Wednesday, December 21, 2011

Aliens: Fast Track to Heaven


            Aliens is an interesting franchise, mainly because it always falls on that line between horror and action.  The first two movies are complete genre shifts between the two, and they’re both considered two of the greatest movies in their genres.  There’s the fear of a single xenomorph slowing picking off a crew one by one, and there’s the swarms of them that can be fought off with the right tactics.  No matter what, though, the biggest fear of the Aliens franchise is how the xenomorphs can come anywhere, anytime.  They crawl through vents, come in where you should be safe, and you never know where the next one is going to be.  Fast Track to Heaven just does not hit this concept right.
            The story has a crew working for the Weyland-Yutani at the Heaven station, a space station attached with a space elevator to Hell, the surface of Jupiter’s moon, Europa.  The elevator has been stopped midway, and they investigate to figure out why.  Turns out there’s a xenomorph on-board, who proceeds to slaughter them as they try to fight it off.
            Problem number one of this book is simply that it does not have the length to tell a complete story.  It’s a mere 38 pages, which is less than the length of two standard-size comic books.  It has to rush through characterization and some of the deaths, which hurts it.  We don’t even see one crew member’s death, despite the rather meager cast.  Aliens is also a franchise that tends to distinguish itself with its characters.  There’s a reason Ripley appeared throughout all the non-vs-Predator movies.  Yet I really couldn’t tell you much about any of these characters at the end of the day.  In Alien and Aliens, they gave us plenty of time to know the characters and care when they die.  We don’t even get a moment to do that here.  The 38 pages also results in an absolutely disappointing ending, with a splash page and a wall of text.  I couldn’t believe it had ended that way.
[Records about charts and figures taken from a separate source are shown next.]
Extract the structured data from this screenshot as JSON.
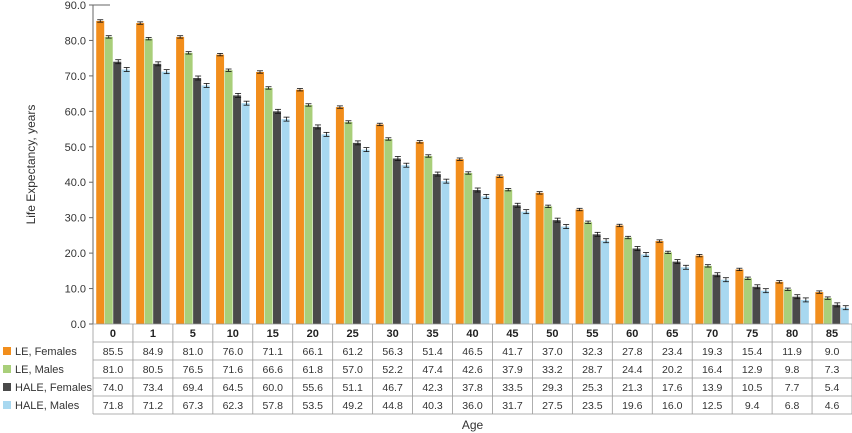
{
  "chart_data": {
    "type": "bar",
    "ylabel": "Life Expectancy, years",
    "xlabel": "Age",
    "ylim": [
      0,
      90
    ],
    "yticks": [
      "0.0",
      "10.0",
      "20.0",
      "30.0",
      "40.0",
      "50.0",
      "60.0",
      "70.0",
      "80.0",
      "90.0"
    ],
    "grid": false,
    "legend_position": "left, in data table",
    "categories": [
      "0",
      "1",
      "5",
      "10",
      "15",
      "20",
      "25",
      "30",
      "35",
      "40",
      "45",
      "50",
      "55",
      "60",
      "65",
      "70",
      "75",
      "80",
      "85"
    ],
    "series": [
      {
        "name": "LE, Females",
        "color": "#F28E1C",
        "values": [
          85.5,
          84.9,
          81.0,
          76.0,
          71.1,
          66.1,
          61.2,
          56.3,
          51.4,
          46.5,
          41.7,
          37.0,
          32.3,
          27.8,
          23.4,
          19.3,
          15.4,
          11.9,
          9.0
        ],
        "labels": [
          "85.5",
          "84.9",
          "81.0",
          "76.0",
          "71.1",
          "66.1",
          "61.2",
          "56.3",
          "51.4",
          "46.5",
          "41.7",
          "37.0",
          "32.3",
          "27.8",
          "23.4",
          "19.3",
          "15.4",
          "11.9",
          "9.0"
        ]
      },
      {
        "name": "LE, Males",
        "color": "#A9CF7A",
        "values": [
          81.0,
          80.5,
          76.5,
          71.6,
          66.6,
          61.8,
          57.0,
          52.2,
          47.4,
          42.6,
          37.9,
          33.2,
          28.7,
          24.4,
          20.2,
          16.4,
          12.9,
          9.8,
          7.3
        ],
        "labels": [
          "81.0",
          "80.5",
          "76.5",
          "71.6",
          "66.6",
          "61.8",
          "57.0",
          "52.2",
          "47.4",
          "42.6",
          "37.9",
          "33.2",
          "28.7",
          "24.4",
          "20.2",
          "16.4",
          "12.9",
          "9.8",
          "7.3"
        ]
      },
      {
        "name": "HALE, Females",
        "color": "#4A4A4A",
        "values": [
          74.0,
          73.4,
          69.4,
          64.5,
          60.0,
          55.6,
          51.1,
          46.7,
          42.3,
          37.8,
          33.5,
          29.3,
          25.3,
          21.3,
          17.6,
          13.9,
          10.5,
          7.7,
          5.4
        ],
        "labels": [
          "74.0",
          "73.4",
          "69.4",
          "64.5",
          "60.0",
          "55.6",
          "51.1",
          "46.7",
          "42.3",
          "37.8",
          "33.5",
          "29.3",
          "25.3",
          "21.3",
          "17.6",
          "13.9",
          "10.5",
          "7.7",
          "5.4"
        ]
      },
      {
        "name": "HALE, Males",
        "color": "#A8D8F0",
        "values": [
          71.8,
          71.2,
          67.3,
          62.3,
          57.8,
          53.5,
          49.2,
          44.8,
          40.3,
          36.0,
          31.7,
          27.5,
          23.5,
          19.6,
          16.0,
          12.5,
          9.4,
          6.8,
          4.6
        ],
        "labels": [
          "71.8",
          "71.2",
          "67.3",
          "62.3",
          "57.8",
          "53.5",
          "49.2",
          "44.8",
          "40.3",
          "36.0",
          "31.7",
          "27.5",
          "23.5",
          "19.6",
          "16.0",
          "12.5",
          "9.4",
          "6.8",
          "4.6"
        ]
      }
    ]
  }
}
            Now, to get back to what I was talking about with not knowing where the alien comes from.  The problem here is that the alien pretty linearly follows the crew.  It doesn’t hide and creep around and pick them off.  The crew moves forward, the xenomorph moves with them.  Although it’s always nice enough to give them time if they need to talk about anything.  I wanted some tension here.  I guess it really comes back to the length.  With more pages, there would’ve been more time to rack up the suspense.  Instead, it’s just ho-hum, xenomorph killing people.  That’s how I feel about it.  I wasn’t left with anything memorable at the end of this book.  Just an absolutely standard Aliens story.
            The one thing I did really like was Liam Sharp’s art.  It’s a pretty rough art style, but I feel it fits the book well, and he can hit the violence spot-on.  The elevator-turned-xenomorph-home is an absolutely wonderful example of gruesome, creepy imagery.  Sadly, I can’t say the same thing about the coloring.  It’s rare to have a book where the coloring is so very obvious, but the panels are just covered in single colors.  Characters will be red and the backgrounds will be blue.  The few panels where he uses the full palette of colors to make it look like it would are significantly better-looking.
            I really can’t recommend Aliens: Fast Track to Heaven.  It’s just too short, to the point where it noticeably affects the book.  Across a mini-series, this might’ve been a good story.  Across 38 pages, it’s scrambling to get the bare bones out there.  And for $11?  There are far meatier books you can spend your money on.
            Special thanks to Net Galley and Dark Horse Comics for letting me review this book.